I think I've heard of a genome project being run as an undergraduate effort, but I'm guessing a lot of that involved doing the actual sequencing. While there's merit to that, these days even with free labor, large-scale Sanger sequencing isn't cost competitive. Perhaps some departments have one of the next-gen machines & are willing to let some undergraduates play with them -- but I'm guessing that's pretty rare (like a NotI site in an AT-rich genome).

Will sequencing costs ever crash low enough that someone will sequence a genome for an grade school science fair project? I'm not holding my breath, but I certainly wouldn't rule it out.


dd said...

Sally Elgin and Elaine Mardis have been teaching a Research Explorations in Genomics course here at Washington University in St. Louis for several years. There are also sequencing courses offered at Cold Spring Harbor Laboratory.

Anonymous said...

A recent paper in PLOS discusses something similar. The project didn't sequence a genome, but it did use undergraduates to annotate previously sequenced metagenomes. It was titled "Metagenome Annotation Using a Distributed Grid of Undergraduate Students." You can read it here at PLoS, and I discuss their software on our blog.

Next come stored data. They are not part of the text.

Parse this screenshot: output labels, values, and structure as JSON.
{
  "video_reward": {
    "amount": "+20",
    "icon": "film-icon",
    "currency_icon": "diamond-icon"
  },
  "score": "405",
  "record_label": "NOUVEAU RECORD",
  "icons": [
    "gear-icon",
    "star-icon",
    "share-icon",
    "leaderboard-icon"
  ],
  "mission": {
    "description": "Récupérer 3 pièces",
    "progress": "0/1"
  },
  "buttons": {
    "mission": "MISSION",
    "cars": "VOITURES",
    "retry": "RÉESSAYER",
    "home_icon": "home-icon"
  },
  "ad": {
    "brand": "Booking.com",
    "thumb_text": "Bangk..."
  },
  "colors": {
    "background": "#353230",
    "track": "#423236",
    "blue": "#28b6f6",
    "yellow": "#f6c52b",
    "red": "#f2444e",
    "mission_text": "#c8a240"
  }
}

So, my take is that yeah, this sounds like a definite future possibility.

Anonymous said...

We offer a genome sequencing course exactly as you describe at the University of Florida, Dept of Microbiology. The ugrads sequence a bacterial genome with 454 pyrosequencing. We are working on writing up the manuscript, and yes, it will list all of the students as authors. The paper that describes the pilot effort is in the J. of Microbiology and Biology Education (

Unknown said...

We don't do bugs, but our life science undergrads do regularly get put on human gene sequencing projects, and have been involved in the publications that arise.

Cofactor said...

Hey Keith,

Sounds like a great idea. Lets do it!

Cofactor will ask course organizers for a 1 page description of how their ~700Mb sequencing project will be used as an effective teaching aid in their class. We will review and choose the best entries the first week of May. Those entries will be awarded a free sequencing project including project consultation, sample QC, library construction, sequencing, and computational analysis.

More details can be found at:

Thanks for your thoughts on this Keith. I was a big fan.

Jarret Glasscock, CTO
Cofactor Genomics

Anonymous said...

Cofactor Genomics is not only a technologically capable group, but it is refreshing to see their vibrant scientific curiosity, educational responsiveness, and community involvement.

Exciting times, indeed!

Anonymous said...

The HHMI Science Education Alliance has a national experiment that introduces college freshmen to genomics via an authentic research experience that is implemented in their introductory science laboratory course. They have almost 300 students engaged in the genomics project and will double that number next Fall.